基于语言模型的简单系统用于生成异构数据湖的结构化视图 (Language Models Enable Simple Systems for Generating Structured Views of Heterogeneous Data Lakes)

A long standing goal of the data management community is to develop general, automated systems that ingest semi-structured documents and output queryable tables without human effort or domain specific customization. Given the sheer variety of potential documents, state-of-the art systems make simplifying assumptions and use domain specific training. In this work, we ask whether we can maintain generality by using large language models (LLMs). LLMs, which are pretrained on broad data, can perform diverse downstream tasks simply conditioned on natural language task descriptions. We propose and evaluate EVAPORATE, a simple, prototype system powered by LLMs. We identify two fundamentally different strategies for implementing this system: prompt the LLM to directly extract values from documents or prompt the LLM to synthesize code that performs the extraction. Our evaluations show a cost-quality tradeoff between these two approaches. Code synthesis is cheap, but far less accurate than directly processing each document with the LLM. To improve quality while maintaining low cost, we propose an extended code synthesis implementation, EVAPORATE-CODE+, which achieves better quality than direct extraction. Our key insight is to generate many candidate functions and ensemble their extractions using weak supervision.
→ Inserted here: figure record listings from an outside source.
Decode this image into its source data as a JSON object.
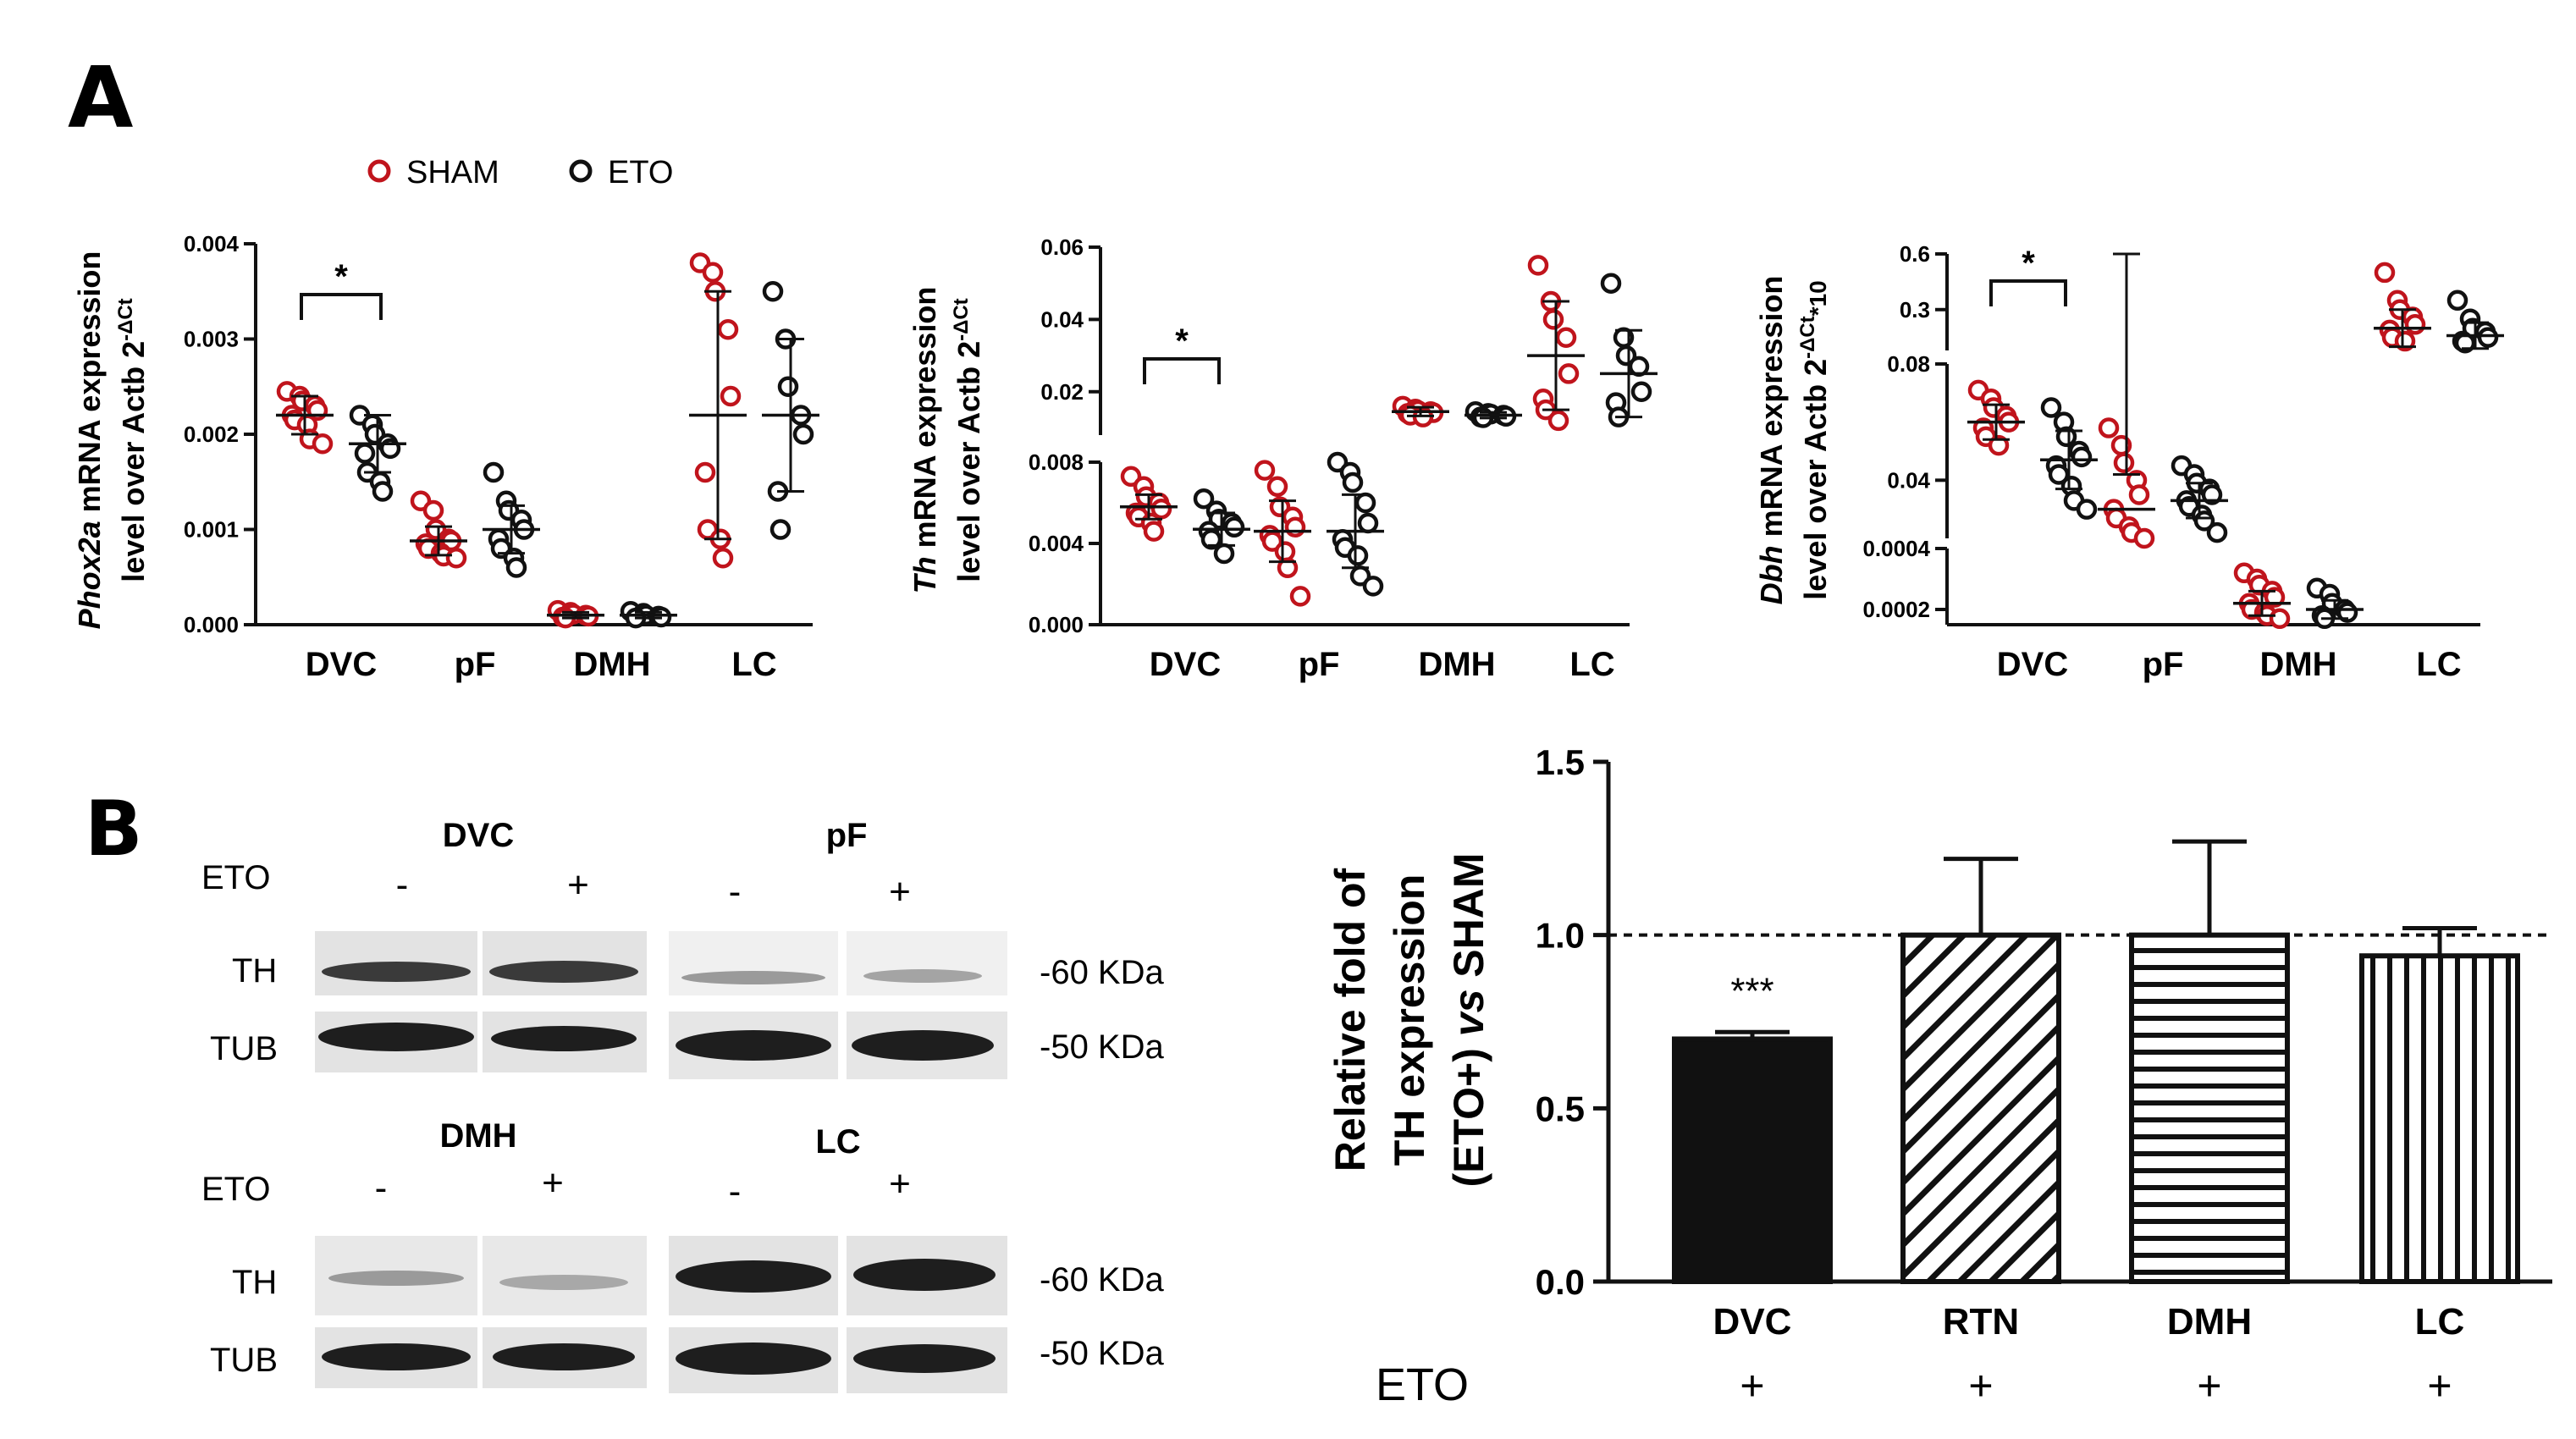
{
  "panel_labels": [
    "A",
    "B"
  ],
  "legend": {
    "items": [
      {
        "label": "SHAM",
        "color": "#c0141c"
      },
      {
        "label": "ETO",
        "color": "#111111"
      }
    ]
  },
  "colors": {
    "sham": "#c0141c",
    "eto": "#111111",
    "bar": "#111111"
  },
  "chart_data": [
    {
      "type": "scatter",
      "title": "",
      "ylabel_gene": "Phox2a",
      "ylabel_rest": " mRNA expression",
      "ylabel_line2": "level over Actb 2",
      "ylabel_sup": "-ΔCt",
      "ylim": [
        0,
        0.004
      ],
      "yticks": [
        "0.000",
        "0.001",
        "0.002",
        "0.003",
        "0.004"
      ],
      "categories": [
        "DVC",
        "pF",
        "DMH",
        "LC"
      ],
      "series": [
        {
          "name": "SHAM",
          "color": "#c0141c",
          "groups": [
            {
              "mean": 0.0022,
              "sd": 0.0002,
              "points": [
                0.00245,
                0.0024,
                0.00235,
                0.0023,
                0.00225,
                0.0022,
                0.00215,
                0.0021,
                0.00195,
                0.0019
              ]
            },
            {
              "mean": 0.00088,
              "sd": 0.00015,
              "points": [
                0.0013,
                0.0012,
                0.001,
                0.0009,
                0.00088,
                0.00085,
                0.0008,
                0.00075,
                0.00072,
                0.0007
              ]
            },
            {
              "mean": 0.0001,
              "sd": 3e-05,
              "points": [
                0.00015,
                0.00013,
                0.00011,
                0.0001,
                9e-05,
                8e-05,
                7e-05
              ]
            },
            {
              "mean": 0.0022,
              "sd": 0.0013,
              "points": [
                0.0038,
                0.0037,
                0.0035,
                0.0031,
                0.0024,
                0.0016,
                0.001,
                0.0009,
                0.0007
              ]
            }
          ]
        },
        {
          "name": "ETO",
          "color": "#111111",
          "groups": [
            {
              "mean": 0.0019,
              "sd": 0.0003,
              "points": [
                0.0022,
                0.0021,
                0.002,
                0.0019,
                0.00185,
                0.0018,
                0.0016,
                0.0015,
                0.0014
              ]
            },
            {
              "mean": 0.001,
              "sd": 0.00025,
              "points": [
                0.0016,
                0.0013,
                0.0012,
                0.0011,
                0.001,
                0.0009,
                0.0008,
                0.0007,
                0.0006
              ]
            },
            {
              "mean": 0.0001,
              "sd": 3e-05,
              "points": [
                0.00014,
                0.00012,
                0.0001,
                9e-05,
                8e-05,
                7e-05
              ]
            },
            {
              "mean": 0.0022,
              "sd": 0.0008,
              "points": [
                0.0035,
                0.003,
                0.0025,
                0.0022,
                0.002,
                0.0014,
                0.001
              ]
            }
          ]
        }
      ],
      "annotations": [
        {
          "text": "*",
          "between": [
            "DVC-SHAM",
            "DVC-ETO"
          ]
        }
      ]
    },
    {
      "type": "scatter",
      "title": "",
      "ylabel_gene": "Th",
      "ylabel_rest": " mRNA expression",
      "ylabel_line2": "level over Actb 2",
      "ylabel_sup": "-ΔCt",
      "scale": "broken",
      "ylim_lower": [
        0,
        0.008
      ],
      "ylim_upper": [
        0.008,
        0.06
      ],
      "yticks_lower": [
        "0.000",
        "0.004",
        "0.008"
      ],
      "yticks_upper": [
        "0.02",
        "0.04",
        "0.06"
      ],
      "categories": [
        "DVC",
        "pF",
        "DMH",
        "LC"
      ],
      "series": [
        {
          "name": "SHAM",
          "color": "#c0141c",
          "groups": [
            {
              "mean": 0.0058,
              "sd": 0.0006,
              "points": [
                0.0073,
                0.0068,
                0.0063,
                0.006,
                0.0057,
                0.0055,
                0.0053,
                0.005,
                0.0046
              ]
            },
            {
              "mean": 0.0046,
              "sd": 0.0015,
              "points": [
                0.0076,
                0.0068,
                0.0058,
                0.0053,
                0.0048,
                0.0044,
                0.0041,
                0.0036,
                0.0028,
                0.0014
              ]
            },
            {
              "mean": 0.0145,
              "sd": 0.0012,
              "points": [
                0.016,
                0.0152,
                0.0148,
                0.0145,
                0.0142,
                0.014,
                0.0135,
                0.013
              ]
            },
            {
              "mean": 0.03,
              "sd": 0.015,
              "points": [
                0.055,
                0.045,
                0.04,
                0.035,
                0.025,
                0.018,
                0.015,
                0.012
              ]
            }
          ]
        },
        {
          "name": "ETO",
          "color": "#111111",
          "groups": [
            {
              "mean": 0.0047,
              "sd": 0.0008,
              "points": [
                0.0062,
                0.0056,
                0.0052,
                0.005,
                0.0048,
                0.0046,
                0.0042,
                0.0035
              ]
            },
            {
              "mean": 0.0046,
              "sd": 0.0018,
              "points": [
                0.008,
                0.0075,
                0.007,
                0.006,
                0.005,
                0.0042,
                0.0038,
                0.0034,
                0.0024,
                0.0019
              ]
            },
            {
              "mean": 0.0135,
              "sd": 0.0008,
              "points": [
                0.0145,
                0.014,
                0.0138,
                0.0135,
                0.0132,
                0.013,
                0.0128
              ]
            },
            {
              "mean": 0.025,
              "sd": 0.012,
              "points": [
                0.05,
                0.035,
                0.03,
                0.027,
                0.02,
                0.017,
                0.013
              ]
            }
          ]
        }
      ],
      "annotations": [
        {
          "text": "*",
          "between": [
            "DVC-SHAM",
            "DVC-ETO"
          ]
        }
      ]
    },
    {
      "type": "scatter",
      "title": "",
      "ylabel_gene": "Dbh",
      "ylabel_rest": " mRNA expression",
      "ylabel_line2": "level over Actb 2",
      "ylabel_sup": "-ΔCt",
      "ylabel_suffix": "*10",
      "scale": "broken-three-segment",
      "ylim_lower": [
        0.00015,
        0.0004
      ],
      "ylim_middle": [
        0.02,
        0.08
      ],
      "ylim_upper": [
        0.08,
        0.6
      ],
      "yticks_lower": [
        "0.0002",
        "0.0004"
      ],
      "yticks_middle": [
        "0.04",
        "0.08"
      ],
      "yticks_upper": [
        "0.3",
        "0.6"
      ],
      "categories": [
        "DVC",
        "pF",
        "DMH",
        "LC"
      ],
      "series": [
        {
          "name": "SHAM",
          "color": "#c0141c",
          "groups": [
            {
              "mean": 0.06,
              "sd": 0.006,
              "points": [
                0.071,
                0.068,
                0.065,
                0.062,
                0.06,
                0.058,
                0.055,
                0.052
              ]
            },
            {
              "mean": 0.03,
              "sd": 0.012,
              "points": [
                0.058,
                0.052,
                0.046,
                0.04,
                0.035,
                0.03,
                0.027,
                0.024,
                0.022,
                0.02
              ]
            },
            {
              "mean": 0.00022,
              "sd": 4e-05,
              "points": [
                0.00032,
                0.0003,
                0.00028,
                0.00026,
                0.00024,
                0.00022,
                0.0002,
                0.00019,
                0.00018,
                0.00017
              ]
            },
            {
              "mean": 0.2,
              "sd": 0.1,
              "points": [
                0.5,
                0.35,
                0.3,
                0.26,
                0.22,
                0.19,
                0.15,
                0.13
              ]
            }
          ]
        },
        {
          "name": "ETO",
          "color": "#111111",
          "groups": [
            {
              "mean": 0.047,
              "sd": 0.01,
              "points": [
                0.065,
                0.06,
                0.055,
                0.05,
                0.048,
                0.045,
                0.042,
                0.038,
                0.033,
                0.03
              ]
            },
            {
              "mean": 0.033,
              "sd": 0.006,
              "points": [
                0.045,
                0.042,
                0.039,
                0.037,
                0.035,
                0.033,
                0.031,
                0.028,
                0.026,
                0.022
              ]
            },
            {
              "mean": 0.0002,
              "sd": 3e-05,
              "points": [
                0.00027,
                0.00025,
                0.00022,
                0.0002,
                0.00019,
                0.00018,
                0.00017
              ]
            },
            {
              "mean": 0.16,
              "sd": 0.07,
              "points": [
                0.35,
                0.25,
                0.2,
                0.18,
                0.15,
                0.13,
                0.12
              ]
            }
          ]
        }
      ],
      "annotations": [
        {
          "text": "*",
          "between": [
            "DVC-SHAM",
            "DVC-ETO"
          ]
        }
      ]
    },
    {
      "type": "bar",
      "title": "",
      "ylabel_lines": [
        "Relative fold of",
        "TH expression"
      ],
      "ylabel_line3_a": "(ETO+) ",
      "ylabel_line3_b": "vs",
      "ylabel_line3_c": " SHAM",
      "ylim": [
        0,
        1.5
      ],
      "yticks": [
        "0.0",
        "0.5",
        "1.0",
        "1.5"
      ],
      "categories": [
        "DVC",
        "RTN",
        "DMH",
        "LC"
      ],
      "values": [
        0.7,
        1.0,
        1.0,
        0.94
      ],
      "errors": [
        0.02,
        0.22,
        0.27,
        0.08
      ],
      "fills": [
        "solid",
        "diagonal-lines",
        "horizontal-lines",
        "vertical-lines"
      ],
      "reference_line": 1.0,
      "annotations": [
        {
          "text": "***",
          "category": "DVC"
        }
      ],
      "row_label": "ETO",
      "row_values": [
        "+",
        "+",
        "+",
        "+"
      ]
    }
  ],
  "western_blot": {
    "eto_label": "ETO",
    "blocks": [
      {
        "region": "DVC",
        "signs": [
          "-",
          "+"
        ]
      },
      {
        "region": "pF",
        "signs": [
          "-",
          "+"
        ]
      },
      {
        "region": "DMH",
        "signs": [
          "-",
          "+"
        ]
      },
      {
        "region": "LC",
        "signs": [
          "-",
          "+"
        ]
      }
    ],
    "rows": [
      "TH",
      "TUB"
    ],
    "markers": [
      "-60 KDa",
      "-50 KDa"
    ]
  }
}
EVAPORATE-CODE+ not only outperforms the state-of-the art systems, but does so using a sublinear pass over the documents with the LLM. This equates to a 110x reduction in the number of tokens the LLM needs to process, averaged across 16 real-world evaluation settings of 10k documents each.

翻译：数据管理界的一个长期目标是开发通用的、自动化的系统，可以不需要人的努力或领域特定的定制，摄入半结构化文档并输出可查询的表格。考虑到潜在文档的种类繁多，最先进的系统采用简化的假设和领域特定的训练。在本研究中，我们问是否可以通过使用大型语言模型（LLMs）来保持通用性。LLMs预先在广泛的数据上进行训练，可以在自然语言任务描述的条件下执行各种下游任务。我们提出并评估了一个由LLMs驱动的简单原型系统EVAPORATE。我们确定了两种基本不同的实现策略：提示LLMs直接从文档中提取值或提示LLMs合成执行提取的代码。我们的评估显示了这两种方法之间的成本-质量权衡。代码合成廉价，但比直接使用LLMs处理每个文档要不准确得多。为了在保持低成本的同时提高质量，我们提出了一个扩展的代码合成实现EVAPORATE-CODE+，它在直接提取的基础上实现了更好的质量。我们的关键见解是生成许多候选函数，并使用弱监督集成它们的提取。EVAPORATE-CODE+不仅优于最先进的系统，而且使用LLMs在文档上进行亚线性（sublinear-pass）处理。这相当于在每个由10k个文档组成的16个真实世界评估设置中，LLMs需要处理的令牌数量降低了110倍。